By Nimesh Vora
MUMBAI (Reuters) - Low forward premiums on the Indian rupee, triggered by a narrower interest rate differential between the U.S. and India, will make it difficult for the currency to rise much above current levels against the dollar, two bankers told Reuters.
The U.S. Federal Reserve's aggressive rate-hike cycle relative to the Reserve Bank of India last year has prompted U.S. and India interest rate differentials to decline, pushing forward premiums to levels not seen in over a decade.
"The forward premium level is so low it is a natural incentive for exporters to not sell dollars and for importers to buy," B Prasanna, global head – global markets – sales, trading and research at ICICI Bank told Reuters.
The 1-year rupee implied forward premium in 2022 has fallen from 4.63% to 1.61% - the lowest level in over a decade, before ending the year at 2.02%.
GRAPHIC : Rupee forward premiums since 2009 - https://www.reuters.com/graphics/INDIA-RUPEE/PREMIUMS/zdpxdrrllpx/chart.png
In 2022, the Fed raised rates by 425 basis points while the RBI increased borrowing cost by 225 bps, prompting premiums to tumble.
"I suspect that the rupee will not appreciate beyond a point," Prasanna said, adding that he expects the currency to trade within a range of 81.50 to 83.50 to the dollar in the current quarter.

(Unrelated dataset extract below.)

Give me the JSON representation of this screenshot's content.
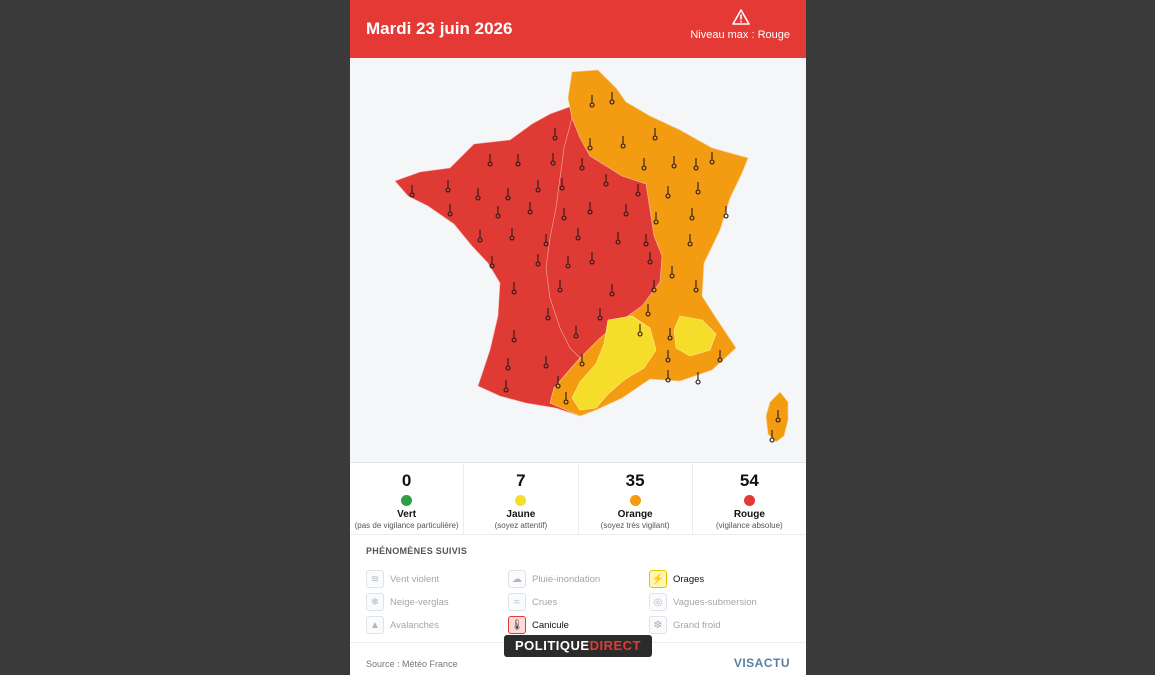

A pullback on the dollar index on account of a less hawkish Fed view has helped the rupee recover from a record low of near 83.30 in October, and the local currency was trading at near 81.70 to the dollar on Thursday.

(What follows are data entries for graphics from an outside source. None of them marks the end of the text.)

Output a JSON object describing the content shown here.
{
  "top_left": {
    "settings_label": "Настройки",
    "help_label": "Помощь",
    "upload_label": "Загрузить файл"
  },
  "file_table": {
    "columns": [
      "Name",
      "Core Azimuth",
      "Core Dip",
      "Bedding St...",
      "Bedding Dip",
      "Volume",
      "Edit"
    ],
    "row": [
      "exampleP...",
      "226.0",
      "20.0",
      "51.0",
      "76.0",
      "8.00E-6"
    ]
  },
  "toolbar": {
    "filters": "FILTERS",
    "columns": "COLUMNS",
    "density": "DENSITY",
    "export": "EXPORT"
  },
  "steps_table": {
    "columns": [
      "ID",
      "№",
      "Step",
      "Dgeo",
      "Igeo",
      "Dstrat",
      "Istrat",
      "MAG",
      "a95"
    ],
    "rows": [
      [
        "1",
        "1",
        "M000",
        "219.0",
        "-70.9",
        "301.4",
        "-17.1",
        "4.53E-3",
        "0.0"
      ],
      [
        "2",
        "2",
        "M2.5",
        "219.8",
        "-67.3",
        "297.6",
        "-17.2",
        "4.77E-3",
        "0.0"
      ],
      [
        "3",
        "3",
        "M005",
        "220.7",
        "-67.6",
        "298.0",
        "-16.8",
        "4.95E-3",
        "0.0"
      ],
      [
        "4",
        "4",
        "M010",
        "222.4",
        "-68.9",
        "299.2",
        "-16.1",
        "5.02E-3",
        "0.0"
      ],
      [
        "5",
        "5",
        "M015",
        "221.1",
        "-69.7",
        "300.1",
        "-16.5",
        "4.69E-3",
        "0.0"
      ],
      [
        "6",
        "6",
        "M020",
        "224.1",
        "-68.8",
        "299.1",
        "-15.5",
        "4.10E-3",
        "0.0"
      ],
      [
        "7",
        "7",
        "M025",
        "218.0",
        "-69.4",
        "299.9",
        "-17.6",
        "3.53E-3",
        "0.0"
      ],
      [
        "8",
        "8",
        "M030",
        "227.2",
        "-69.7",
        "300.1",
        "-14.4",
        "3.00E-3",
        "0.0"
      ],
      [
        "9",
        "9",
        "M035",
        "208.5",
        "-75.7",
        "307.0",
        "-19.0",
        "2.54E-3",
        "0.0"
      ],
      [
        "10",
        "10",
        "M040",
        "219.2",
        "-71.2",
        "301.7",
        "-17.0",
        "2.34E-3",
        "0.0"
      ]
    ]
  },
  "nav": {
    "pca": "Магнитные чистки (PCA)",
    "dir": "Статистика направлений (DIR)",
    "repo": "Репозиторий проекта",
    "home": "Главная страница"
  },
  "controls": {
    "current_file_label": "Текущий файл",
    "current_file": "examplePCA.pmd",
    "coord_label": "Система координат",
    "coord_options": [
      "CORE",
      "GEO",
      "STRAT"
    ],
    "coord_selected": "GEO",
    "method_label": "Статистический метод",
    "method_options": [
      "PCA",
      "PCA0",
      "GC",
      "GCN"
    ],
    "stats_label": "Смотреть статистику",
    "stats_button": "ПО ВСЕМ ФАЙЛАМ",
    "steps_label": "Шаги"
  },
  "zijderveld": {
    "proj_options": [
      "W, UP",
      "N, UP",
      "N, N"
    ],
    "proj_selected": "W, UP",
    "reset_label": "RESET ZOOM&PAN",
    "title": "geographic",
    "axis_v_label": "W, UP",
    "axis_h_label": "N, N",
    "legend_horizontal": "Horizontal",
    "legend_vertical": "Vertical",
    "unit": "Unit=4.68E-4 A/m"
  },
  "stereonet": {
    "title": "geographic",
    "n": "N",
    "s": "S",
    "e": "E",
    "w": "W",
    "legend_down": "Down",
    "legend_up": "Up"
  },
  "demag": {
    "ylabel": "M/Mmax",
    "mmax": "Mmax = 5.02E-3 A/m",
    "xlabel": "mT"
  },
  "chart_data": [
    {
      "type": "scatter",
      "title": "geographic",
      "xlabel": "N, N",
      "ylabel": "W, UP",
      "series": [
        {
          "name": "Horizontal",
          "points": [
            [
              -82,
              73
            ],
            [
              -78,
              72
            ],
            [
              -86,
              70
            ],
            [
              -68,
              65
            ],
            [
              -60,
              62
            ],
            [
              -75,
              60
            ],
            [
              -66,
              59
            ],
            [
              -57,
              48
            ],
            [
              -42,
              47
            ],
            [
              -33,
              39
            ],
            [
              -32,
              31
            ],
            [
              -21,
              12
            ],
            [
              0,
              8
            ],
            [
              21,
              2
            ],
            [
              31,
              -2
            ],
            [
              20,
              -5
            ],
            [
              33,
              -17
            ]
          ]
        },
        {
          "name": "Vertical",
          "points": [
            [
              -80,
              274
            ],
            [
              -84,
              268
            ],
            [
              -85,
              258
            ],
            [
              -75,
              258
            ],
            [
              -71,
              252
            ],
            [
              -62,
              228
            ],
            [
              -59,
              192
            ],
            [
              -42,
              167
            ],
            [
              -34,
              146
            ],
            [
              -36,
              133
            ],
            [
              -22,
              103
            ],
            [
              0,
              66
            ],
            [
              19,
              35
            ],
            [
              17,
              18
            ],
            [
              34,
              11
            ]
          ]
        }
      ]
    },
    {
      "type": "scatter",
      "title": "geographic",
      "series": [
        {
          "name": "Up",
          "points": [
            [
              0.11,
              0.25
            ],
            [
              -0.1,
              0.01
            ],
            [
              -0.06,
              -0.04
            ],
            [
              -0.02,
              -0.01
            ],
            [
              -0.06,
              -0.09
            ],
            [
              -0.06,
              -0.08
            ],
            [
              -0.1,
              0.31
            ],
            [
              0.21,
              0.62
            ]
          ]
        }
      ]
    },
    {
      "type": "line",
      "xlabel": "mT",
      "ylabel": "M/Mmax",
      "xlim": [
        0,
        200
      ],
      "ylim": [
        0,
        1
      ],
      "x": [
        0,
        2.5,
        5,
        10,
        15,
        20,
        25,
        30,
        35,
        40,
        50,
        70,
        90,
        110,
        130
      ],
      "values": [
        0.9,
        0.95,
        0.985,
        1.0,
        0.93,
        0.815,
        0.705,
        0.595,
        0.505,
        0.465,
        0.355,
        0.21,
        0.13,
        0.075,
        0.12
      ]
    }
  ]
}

However, the outlook for the rupee remains "fundamentally weak" and the low level of forward premiums increases "the propensity for importers to hedge", Bhaskar Panda, head overseas treasury at HDFC Bank, said.
"Premium levels have an impact on the behaviour of importers and exporters to an extent."
The Indian rupee has climbed nearly 1.4% in the last three sessions, but HDFC Bank does not expect this to sustain and is also projecting a range of 81.50-83.50 for the unit in the current quarter.
The weakening bias on the rupee, alongside the inexpensive premiums, make it more likely that importers will hedge, Madhavi Arora, lead economist at Emkay Global Financial Services, said.